Vielen Dank, dass Sie sich die Zeit für Ihre ausführliche Rückmeldung genommen haben und Ihre Erfahrungen so offen schildern. Es freut uns, dass Sie die Pflegedienstleitungen als nahbar und interessiert erlebt haben und auch die Einarbeitung sowie die Fort- und Weiterbildungsmöglichkeiten positiv hervorheben.

Umso mehr bedauern wir, dass Sie Ihren Arbeitsalltag auf der Intensivstation gleichzeitig von Mobbing, fehlender Unterstützung und einer hohen Belastung geprägt erlebt haben.

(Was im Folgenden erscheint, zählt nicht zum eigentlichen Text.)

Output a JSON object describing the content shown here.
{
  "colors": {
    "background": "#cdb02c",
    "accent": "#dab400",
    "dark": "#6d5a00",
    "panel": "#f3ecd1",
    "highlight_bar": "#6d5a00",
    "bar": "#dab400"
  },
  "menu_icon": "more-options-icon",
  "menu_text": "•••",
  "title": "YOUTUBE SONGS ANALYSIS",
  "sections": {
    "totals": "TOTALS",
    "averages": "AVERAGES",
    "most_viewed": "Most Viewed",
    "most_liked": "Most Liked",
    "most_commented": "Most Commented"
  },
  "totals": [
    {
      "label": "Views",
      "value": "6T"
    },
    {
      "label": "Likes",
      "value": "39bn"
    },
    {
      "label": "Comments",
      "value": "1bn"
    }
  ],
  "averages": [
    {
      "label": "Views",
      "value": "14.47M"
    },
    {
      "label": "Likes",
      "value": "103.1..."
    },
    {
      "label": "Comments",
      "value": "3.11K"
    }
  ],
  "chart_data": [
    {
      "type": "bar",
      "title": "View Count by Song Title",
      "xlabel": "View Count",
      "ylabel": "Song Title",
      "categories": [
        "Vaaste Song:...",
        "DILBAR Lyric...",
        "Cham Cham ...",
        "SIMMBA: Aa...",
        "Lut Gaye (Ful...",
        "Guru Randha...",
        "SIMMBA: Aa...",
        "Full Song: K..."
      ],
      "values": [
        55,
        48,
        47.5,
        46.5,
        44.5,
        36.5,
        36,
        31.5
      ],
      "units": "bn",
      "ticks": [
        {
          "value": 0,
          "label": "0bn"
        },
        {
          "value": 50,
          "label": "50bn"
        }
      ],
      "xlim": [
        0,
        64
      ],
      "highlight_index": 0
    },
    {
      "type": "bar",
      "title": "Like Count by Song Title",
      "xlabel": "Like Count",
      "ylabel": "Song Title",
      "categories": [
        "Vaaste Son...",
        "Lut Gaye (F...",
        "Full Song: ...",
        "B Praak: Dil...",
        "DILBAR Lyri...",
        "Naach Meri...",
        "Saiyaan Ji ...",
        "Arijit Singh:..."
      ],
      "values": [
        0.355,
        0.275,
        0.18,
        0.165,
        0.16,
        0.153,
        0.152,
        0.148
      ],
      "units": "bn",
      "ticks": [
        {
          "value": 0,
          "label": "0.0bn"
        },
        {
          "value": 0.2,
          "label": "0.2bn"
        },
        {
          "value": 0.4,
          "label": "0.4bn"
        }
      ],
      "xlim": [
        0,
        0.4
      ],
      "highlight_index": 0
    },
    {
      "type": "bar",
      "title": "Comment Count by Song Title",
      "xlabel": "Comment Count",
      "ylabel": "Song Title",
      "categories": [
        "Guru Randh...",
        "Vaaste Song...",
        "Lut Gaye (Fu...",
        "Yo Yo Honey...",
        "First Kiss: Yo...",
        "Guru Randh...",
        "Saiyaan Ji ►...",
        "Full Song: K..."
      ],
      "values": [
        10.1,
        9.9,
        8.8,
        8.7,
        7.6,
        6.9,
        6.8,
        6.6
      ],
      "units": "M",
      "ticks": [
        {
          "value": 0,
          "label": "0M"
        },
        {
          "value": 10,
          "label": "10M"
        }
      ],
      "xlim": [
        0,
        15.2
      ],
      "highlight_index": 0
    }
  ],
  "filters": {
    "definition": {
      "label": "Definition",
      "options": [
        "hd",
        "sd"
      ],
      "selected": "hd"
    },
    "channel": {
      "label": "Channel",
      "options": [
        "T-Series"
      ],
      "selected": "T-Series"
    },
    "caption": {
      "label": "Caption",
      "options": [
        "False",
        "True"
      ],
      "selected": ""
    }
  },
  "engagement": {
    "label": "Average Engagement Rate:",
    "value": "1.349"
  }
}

Dass Sie das Gefühl hatten, mit Konflikten und Überlastungsanzeichen nicht gehört worden zu sein, ist ein sehr ernstes Feedback, das wir nicht auf die leichte Schulter nehmen.

Auch Ihre Hinweise zur Teamkultur, zur Begleitung neuer Kolleg*innen und zu regelmäßigen Gesprächen mit Führungskräften nehmen wir ernst. Gerade in einem so anspruchsvollen Arbeitsumfeld sind gegenseitige Unterstützung und ein respektvoller Umgang besonders wichtig.

Wenn Sie bereit sind, Ihre Erfahrungen mit uns zu teilen, freuen wir uns über eine Nachricht an kununu@ukmuenster.de. So haben wir die Möglichkeit, die geschilderten Situationen besser nachzuvollziehen.

Wir wünschen Ihnen für Ihren weiteren beruflichen Weg alles Gute.